A l’issue du rassemblement, un groupe de quelques centaines de personnes a «testé les barrages des forces de l’ordre», a indiqué une source policière. Puis, après avoir essuyé des jets de divers projectiles (bâtons de bois, canettes, pavés), les forces de l’ordre ont riposté avec charges et tirs de gaz lacrymogènes. Treize personnes ont été interpellées selon la préfecture de police, et deux policiers légèrement blessés.
D’autres manifestations ont réuni environ 350 personnes à Rennes – où 4 manifestants ont été interpellés – 250 à Nice, 230 au Mans, 200 à Poitiers, 150 à Montpellier, 150 à Dijon où des incidents ont également eu lieu. Ils étaient également 150 à Nantes et Angers, une centaine à La Rochelle, 80 à Avignon.
Mercredi et jeudi, deux rassemblements non déclarés avaient donné lieu à des heurts et dégradations à Paris et Bobigny. «L’affaire Théo n’est pas qu’un fait divers, c’est un problème structurel de violences policières que la France doit avoir la maturité de traiter», a déclaré le président de SOS Racisme, Dominique Sopo.
«On n’oublie pas, on pardonne pas»
Avant les heurts, la foule, réunissant une population de tous âges, a scandé «On n’oublie pas, on pardonne pas !», «C’est l’impunité et l’injustice, alors désarmons la police !». Une banderole barrée de l’inscription «De Zyed et Bouna à Théo et Adama, à bas le racisme et la violence d’État» et des panneaux «Flic violeur en prison» étaient également brandis.
Plusieurs élus, notamment le député écologiste Noël Mamère, ont pris part au rassemblement, ainsi que le candidat à la présidentielle Jean-Luc Mélenchon ou encore l’ex-footballeur Lilian Thuram. Théo a quitté l’hôpital jeudi, deux semaines après son viol présumé lors d’une interpellation brutale le 2 février à Aulnay-Sous-Bois (Seine-Saint-Denis). Quatre policiers ont été mis en examen, dont un pour viol, dans cette affaire devenue hautement politique.

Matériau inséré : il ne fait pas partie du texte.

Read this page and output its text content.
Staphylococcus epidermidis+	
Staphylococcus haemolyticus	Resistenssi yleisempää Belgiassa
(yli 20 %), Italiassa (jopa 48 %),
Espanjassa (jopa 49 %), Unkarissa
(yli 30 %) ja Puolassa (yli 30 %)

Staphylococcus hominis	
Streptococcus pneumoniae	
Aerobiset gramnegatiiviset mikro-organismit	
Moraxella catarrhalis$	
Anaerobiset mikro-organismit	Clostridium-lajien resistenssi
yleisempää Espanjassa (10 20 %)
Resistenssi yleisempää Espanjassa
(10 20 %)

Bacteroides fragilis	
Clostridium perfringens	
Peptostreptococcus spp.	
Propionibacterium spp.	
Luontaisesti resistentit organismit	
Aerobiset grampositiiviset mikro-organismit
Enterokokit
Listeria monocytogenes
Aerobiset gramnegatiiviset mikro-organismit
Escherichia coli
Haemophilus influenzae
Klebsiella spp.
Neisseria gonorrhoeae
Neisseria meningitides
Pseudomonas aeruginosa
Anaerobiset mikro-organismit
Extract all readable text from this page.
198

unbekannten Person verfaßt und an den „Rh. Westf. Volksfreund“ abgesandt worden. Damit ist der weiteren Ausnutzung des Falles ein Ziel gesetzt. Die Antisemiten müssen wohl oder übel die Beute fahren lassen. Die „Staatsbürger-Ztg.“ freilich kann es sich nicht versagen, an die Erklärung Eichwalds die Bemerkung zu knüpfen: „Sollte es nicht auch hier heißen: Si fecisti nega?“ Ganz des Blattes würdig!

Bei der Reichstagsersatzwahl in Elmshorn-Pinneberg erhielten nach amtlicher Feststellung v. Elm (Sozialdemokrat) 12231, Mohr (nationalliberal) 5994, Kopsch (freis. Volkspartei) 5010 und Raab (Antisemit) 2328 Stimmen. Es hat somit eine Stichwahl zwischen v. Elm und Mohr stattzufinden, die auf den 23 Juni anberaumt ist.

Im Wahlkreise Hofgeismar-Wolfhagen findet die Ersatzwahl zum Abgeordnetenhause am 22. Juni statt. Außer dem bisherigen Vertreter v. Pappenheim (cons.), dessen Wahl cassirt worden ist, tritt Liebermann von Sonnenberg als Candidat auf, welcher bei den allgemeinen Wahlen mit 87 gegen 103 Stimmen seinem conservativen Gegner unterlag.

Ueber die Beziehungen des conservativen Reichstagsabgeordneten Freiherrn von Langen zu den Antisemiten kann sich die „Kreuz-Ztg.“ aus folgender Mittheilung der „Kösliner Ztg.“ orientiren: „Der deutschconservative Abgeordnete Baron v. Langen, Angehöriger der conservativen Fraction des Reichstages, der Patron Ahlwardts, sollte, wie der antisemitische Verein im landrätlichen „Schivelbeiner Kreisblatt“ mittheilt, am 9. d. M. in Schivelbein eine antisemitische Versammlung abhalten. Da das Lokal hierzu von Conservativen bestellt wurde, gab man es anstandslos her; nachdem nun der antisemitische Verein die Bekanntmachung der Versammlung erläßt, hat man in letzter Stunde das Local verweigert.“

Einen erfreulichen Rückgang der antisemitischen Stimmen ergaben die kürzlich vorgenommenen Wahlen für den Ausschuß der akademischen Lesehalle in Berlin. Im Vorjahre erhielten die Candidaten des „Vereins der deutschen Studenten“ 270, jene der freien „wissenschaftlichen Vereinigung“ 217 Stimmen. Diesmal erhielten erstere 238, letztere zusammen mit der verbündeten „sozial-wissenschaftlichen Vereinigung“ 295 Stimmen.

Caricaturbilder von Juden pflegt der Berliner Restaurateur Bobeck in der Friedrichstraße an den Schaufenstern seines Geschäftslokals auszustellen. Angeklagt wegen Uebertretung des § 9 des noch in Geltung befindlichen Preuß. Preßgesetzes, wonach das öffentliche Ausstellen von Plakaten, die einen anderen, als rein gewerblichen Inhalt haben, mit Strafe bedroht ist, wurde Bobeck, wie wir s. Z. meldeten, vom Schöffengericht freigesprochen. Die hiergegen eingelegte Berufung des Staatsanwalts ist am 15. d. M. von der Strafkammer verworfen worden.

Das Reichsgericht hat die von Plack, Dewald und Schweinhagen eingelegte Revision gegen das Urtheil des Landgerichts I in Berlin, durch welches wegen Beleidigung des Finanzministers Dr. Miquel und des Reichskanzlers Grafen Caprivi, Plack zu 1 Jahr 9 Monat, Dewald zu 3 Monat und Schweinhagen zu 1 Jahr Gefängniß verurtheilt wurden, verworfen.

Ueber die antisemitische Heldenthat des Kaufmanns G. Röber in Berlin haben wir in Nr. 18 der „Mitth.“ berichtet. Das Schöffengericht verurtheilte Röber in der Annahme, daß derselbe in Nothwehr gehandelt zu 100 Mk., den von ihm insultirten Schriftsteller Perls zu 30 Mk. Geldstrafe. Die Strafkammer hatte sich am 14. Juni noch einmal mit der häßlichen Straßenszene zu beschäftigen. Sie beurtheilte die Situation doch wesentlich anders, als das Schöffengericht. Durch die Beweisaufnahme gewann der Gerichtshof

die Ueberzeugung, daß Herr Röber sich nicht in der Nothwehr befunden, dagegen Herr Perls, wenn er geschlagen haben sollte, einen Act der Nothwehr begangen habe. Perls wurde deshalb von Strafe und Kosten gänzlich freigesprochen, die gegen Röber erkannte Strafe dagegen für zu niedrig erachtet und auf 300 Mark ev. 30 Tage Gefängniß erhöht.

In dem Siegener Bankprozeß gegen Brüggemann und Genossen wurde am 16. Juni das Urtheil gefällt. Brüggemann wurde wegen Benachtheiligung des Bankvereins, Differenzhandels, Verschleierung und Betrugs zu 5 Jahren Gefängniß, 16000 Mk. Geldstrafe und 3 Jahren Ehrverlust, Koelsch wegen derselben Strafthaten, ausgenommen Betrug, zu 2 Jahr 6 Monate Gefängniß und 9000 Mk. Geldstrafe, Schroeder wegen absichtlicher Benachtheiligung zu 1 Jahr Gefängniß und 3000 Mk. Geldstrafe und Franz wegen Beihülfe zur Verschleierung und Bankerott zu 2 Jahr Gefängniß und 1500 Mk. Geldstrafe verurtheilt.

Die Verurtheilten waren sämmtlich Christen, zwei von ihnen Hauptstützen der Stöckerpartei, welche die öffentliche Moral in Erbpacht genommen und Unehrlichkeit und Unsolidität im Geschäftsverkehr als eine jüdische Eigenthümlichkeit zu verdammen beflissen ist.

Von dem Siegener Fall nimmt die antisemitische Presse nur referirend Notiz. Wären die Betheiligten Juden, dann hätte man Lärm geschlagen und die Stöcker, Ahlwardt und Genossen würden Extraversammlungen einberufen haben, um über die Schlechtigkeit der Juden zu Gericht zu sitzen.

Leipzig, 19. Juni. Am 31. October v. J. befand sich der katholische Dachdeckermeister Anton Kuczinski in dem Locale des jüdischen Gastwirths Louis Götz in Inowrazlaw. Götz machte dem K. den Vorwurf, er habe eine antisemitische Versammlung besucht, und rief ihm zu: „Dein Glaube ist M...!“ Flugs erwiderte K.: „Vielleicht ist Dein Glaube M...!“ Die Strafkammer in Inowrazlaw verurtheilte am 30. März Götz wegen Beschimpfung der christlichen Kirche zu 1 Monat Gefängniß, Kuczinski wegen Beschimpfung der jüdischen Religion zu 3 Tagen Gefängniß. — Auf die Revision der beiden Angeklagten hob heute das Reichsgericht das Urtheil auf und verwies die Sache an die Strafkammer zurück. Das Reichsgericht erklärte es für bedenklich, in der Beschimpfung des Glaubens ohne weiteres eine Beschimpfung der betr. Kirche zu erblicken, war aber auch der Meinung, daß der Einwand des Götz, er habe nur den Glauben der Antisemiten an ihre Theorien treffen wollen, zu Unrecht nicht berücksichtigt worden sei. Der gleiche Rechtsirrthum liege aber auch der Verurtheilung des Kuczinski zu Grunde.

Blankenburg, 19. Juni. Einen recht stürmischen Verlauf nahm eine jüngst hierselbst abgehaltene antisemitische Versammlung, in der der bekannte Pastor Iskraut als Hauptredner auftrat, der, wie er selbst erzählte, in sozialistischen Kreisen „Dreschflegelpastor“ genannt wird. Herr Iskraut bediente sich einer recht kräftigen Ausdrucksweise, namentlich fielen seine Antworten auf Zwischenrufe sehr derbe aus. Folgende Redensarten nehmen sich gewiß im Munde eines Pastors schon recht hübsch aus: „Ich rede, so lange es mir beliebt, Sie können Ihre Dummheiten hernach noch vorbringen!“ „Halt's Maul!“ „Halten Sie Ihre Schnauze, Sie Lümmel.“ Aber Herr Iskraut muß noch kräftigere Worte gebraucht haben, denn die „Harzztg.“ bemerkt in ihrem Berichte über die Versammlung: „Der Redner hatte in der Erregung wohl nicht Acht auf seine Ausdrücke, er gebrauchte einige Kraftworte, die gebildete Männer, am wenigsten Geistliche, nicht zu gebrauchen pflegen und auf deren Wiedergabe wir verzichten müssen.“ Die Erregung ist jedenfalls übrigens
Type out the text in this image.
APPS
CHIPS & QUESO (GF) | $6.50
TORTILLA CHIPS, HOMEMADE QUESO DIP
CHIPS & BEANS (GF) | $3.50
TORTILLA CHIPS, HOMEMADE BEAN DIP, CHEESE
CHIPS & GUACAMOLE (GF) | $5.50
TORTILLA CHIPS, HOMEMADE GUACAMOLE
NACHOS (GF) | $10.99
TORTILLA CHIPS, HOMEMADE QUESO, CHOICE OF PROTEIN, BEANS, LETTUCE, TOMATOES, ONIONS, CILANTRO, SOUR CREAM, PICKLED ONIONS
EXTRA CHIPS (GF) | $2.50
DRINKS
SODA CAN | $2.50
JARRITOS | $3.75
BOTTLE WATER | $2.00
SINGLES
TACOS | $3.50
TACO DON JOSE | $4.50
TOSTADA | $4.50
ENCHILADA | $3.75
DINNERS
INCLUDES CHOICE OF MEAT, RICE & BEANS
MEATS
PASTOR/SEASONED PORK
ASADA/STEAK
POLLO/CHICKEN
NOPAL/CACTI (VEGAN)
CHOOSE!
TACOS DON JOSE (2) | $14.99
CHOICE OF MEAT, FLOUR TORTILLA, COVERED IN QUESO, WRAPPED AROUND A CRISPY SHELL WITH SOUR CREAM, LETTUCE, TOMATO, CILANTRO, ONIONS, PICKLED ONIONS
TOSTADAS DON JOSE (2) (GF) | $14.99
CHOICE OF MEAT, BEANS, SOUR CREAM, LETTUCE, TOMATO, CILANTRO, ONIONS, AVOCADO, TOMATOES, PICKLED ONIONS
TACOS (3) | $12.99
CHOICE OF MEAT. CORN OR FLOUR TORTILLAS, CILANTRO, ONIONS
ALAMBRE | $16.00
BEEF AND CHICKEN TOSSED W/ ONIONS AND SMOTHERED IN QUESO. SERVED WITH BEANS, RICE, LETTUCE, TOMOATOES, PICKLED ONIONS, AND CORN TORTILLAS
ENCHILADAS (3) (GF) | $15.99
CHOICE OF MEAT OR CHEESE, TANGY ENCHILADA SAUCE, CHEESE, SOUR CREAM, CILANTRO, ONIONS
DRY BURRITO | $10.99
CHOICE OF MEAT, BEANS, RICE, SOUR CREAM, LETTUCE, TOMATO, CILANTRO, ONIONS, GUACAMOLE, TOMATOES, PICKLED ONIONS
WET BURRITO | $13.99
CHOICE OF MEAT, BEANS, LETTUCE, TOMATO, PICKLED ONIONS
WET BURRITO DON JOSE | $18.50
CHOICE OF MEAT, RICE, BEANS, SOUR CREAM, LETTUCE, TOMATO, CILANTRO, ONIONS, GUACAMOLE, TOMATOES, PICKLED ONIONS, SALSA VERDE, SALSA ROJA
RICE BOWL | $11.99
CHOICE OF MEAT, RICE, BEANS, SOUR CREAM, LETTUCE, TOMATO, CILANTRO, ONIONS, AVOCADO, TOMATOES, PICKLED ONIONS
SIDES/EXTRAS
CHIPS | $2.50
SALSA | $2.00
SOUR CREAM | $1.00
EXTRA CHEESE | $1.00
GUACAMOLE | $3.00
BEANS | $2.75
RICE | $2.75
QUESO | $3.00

Cette violente interpellation a déclenché de nombreux mouvements de protestation en France et dans les banlieues de région parisienne. Certains ont dégénéré, comme samedi dernier à Bobigny où du mobilier urbain avait été saccagé et des voitures brûlées. Trente-sept personnes avaient été interpellées en Seine-Saint-Denis durant cette soirée, point culminant des violences qui ont depuis reculé.
Marine Le Pen, candidate à l’élection présidentielle, avait demandé samedi matin «l’interdiction des manifestations contre les violences policières» prévues dans l’après-midi, fustigeant la «complaisance» des autorités face aux «milices d’extrême gauche ultraviolentes». «Ce serait aussi l’occasion d’éviter que ne soient une nouvelle fois entonnés d’immondes slogans insultants pour l’ensemble de nos forces de l’ordre et insultants pour la France», a-t-elle ajouté.
Le député LR Eric Ciotti a également réclamé «l’interdiction» de la manifestation parisienne «contre les pseudo-violences policières». En déplacement à Perpignan, le ministre de l’Intérieur Bruno Le Roux a répété un message d’apaisement. «Le rapport police-population est quelque chose d’important. Il faut qu’il y ait de la sérénité dans le travail de la police, avec un respect total de part et d’autres. Ce respect ne peut pas être à sens unique», a-t-il déclaré.